I. Ridgeway Trimble was born in Baltimore. He received his A.B. from Princeton University in 1922 and his M.D. from the Johns Hopkins University School of Medicine in 1926. After completing his surgical residency at the Johns Hopkins Hospital, Trimble joined the medical faculties in surgery at both Johns Hopkins and the University of Maryland. During World War II, he headed the surgical service of the Johns Hopkins-affiliated 118th General Hospital and later was responsible for the surgical care of U.S. Army personnel in the southwestern Pacific theater. Trimble served as director of the vascular clinic at Johns Hopkins and on the staffs of seven Baltimore hospitals. He contributed to the development of the bulletproof vest and a one-stage operation for pancreatic cancer.
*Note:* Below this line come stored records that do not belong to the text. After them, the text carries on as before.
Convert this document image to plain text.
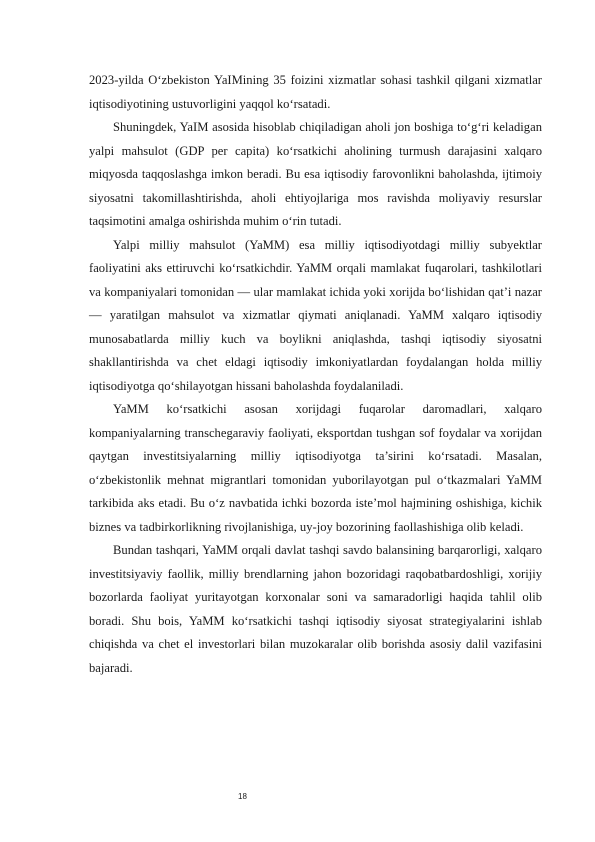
2023-yilda O‘zbekiston YaIMining 35 foizini xizmatlar sohasi tashkil qilgani xizmatlar iqtisodiyotining ustuvorligini yaqqol ko‘rsatadi.

Shuningdek, YaIM asosida hisoblab chiqiladigan aholi jon boshiga to‘g‘ri keladigan yalpi mahsulot (GDP per capita) ko‘rsatkichi aholining turmush darajasini xalqaro miqyosda taqqoslashga imkon beradi. Bu esa iqtisodiy farovonlikni baholashda, ijtimoiy siyosatni takomillashtirishda, aholi ehtiyojlariga mos ravishda moliyaviy resurslar taqsimotini amalga oshirishda muhim o‘rin tutadi.

Yalpi milliy mahsulot (YaMM) esa milliy iqtisodiyotdagi milliy subyektlar faoliyatini aks ettiruvchi ko‘rsatkichdir. YaMM orqali mamlakat fuqarolari, tashkilotlari va kompaniyalari tomonidan — ular mamlakat ichida yoki xorijda bo‘lishidan qat’i nazar — yaratilgan mahsulot va xizmatlar qiymati aniqlanadi. YaMM xalqaro iqtisodiy munosabatlarda milliy kuch va boylikni aniqlashda, tashqi iqtisodiy siyosatni shakllantirishda va chet eldagi iqtisodiy imkoniyatlardan foydalangan holda milliy iqtisodiyotga qo‘shilayotgan hissani baholashda foydalaniladi.

YaMM ko‘rsatkichi asosan xorijdagi fuqarolar daromadlari, xalqaro kompaniyalarning transchegaraviy faoliyati, eksportdan tushgan sof foydalar va xorijdan qaytgan investitsiyalarning milliy iqtisodiyotga ta’sirini ko‘rsatadi. Masalan, o‘zbekistonlik mehnat migrantlari tomonidan yuborilayotgan pul o‘tkazmalari YaMM tarkibida aks etadi. Bu o‘z navbatida ichki bozorda iste’mol hajmining oshishiga, kichik biznes va tadbirkorlikning rivojlanishiga, uy-joy bozorining faollashishiga olib keladi.

Bundan tashqari, YaMM orqali davlat tashqi savdo balansining barqarorligi, xalqaro investitsiyaviy faollik, milliy brendlarning jahon bozoridagi raqobatbardoshligi, xorijiy bozorlarda faoliyat yuritayotgan korxonalar soni va samaradorligi haqida tahlil olib boradi. Shu bois, YaMM ko‘rsatkichi tashqi iqtisodiy siyosat strategiyalarini ishlab chiqishda va chet el investorlari bilan muzokaralar olib borishda asosiy dalil vazifasini bajaradi.

18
He published extensively on surgery of the breast, stomach, and vascular system and was one of the founders of the Society for Vascular Surgery

Scope and Content

The I. Ridgeway Trimble Collection spans most of his career, with the bulk of the material coming from his experiences as a lieutenant colonel in the U.S. Army Medical Corps in the South Pacific during World War II. Materials include photographs from the 118th Medical Unit, personal correspondence, U.S. Army Medical correspondence, files on body armor, hospital plans, notes for A Surgical Consultant’s History of World War II, a diary kept by Trimble from 3 January 1944 to 16 January 1945, and a typescript of Trimble’s diaries from 1942 to 1946. Later papers relate to Trimble’s interest in the history of World War II medicine. There is material relating to Civil Defense (1959-1964) and one folder of material relating to Trimble delivering the Deaver Lecture in Philadelphia in 1972. The diaries are a rich source of information on day-to-day life in the Medical Corps. Extended entries issue from Trimble’s assigned duty as Surgical Consultant “to visit the various medical installations in this area [Australia, New Guinea, Philippines], estimate the ability of the personnel, inspect the operating facilities, the sanitary arrangements, the care of the patients…” Accordingly, he describes many of the hospitals, comments on the skills of various doctors, relays facts about certain medical cases of interest, contrasts American and Australian facilities, comments on relations between the two medical corps, and describes the Australian countryside and his experiences traveling from site to site.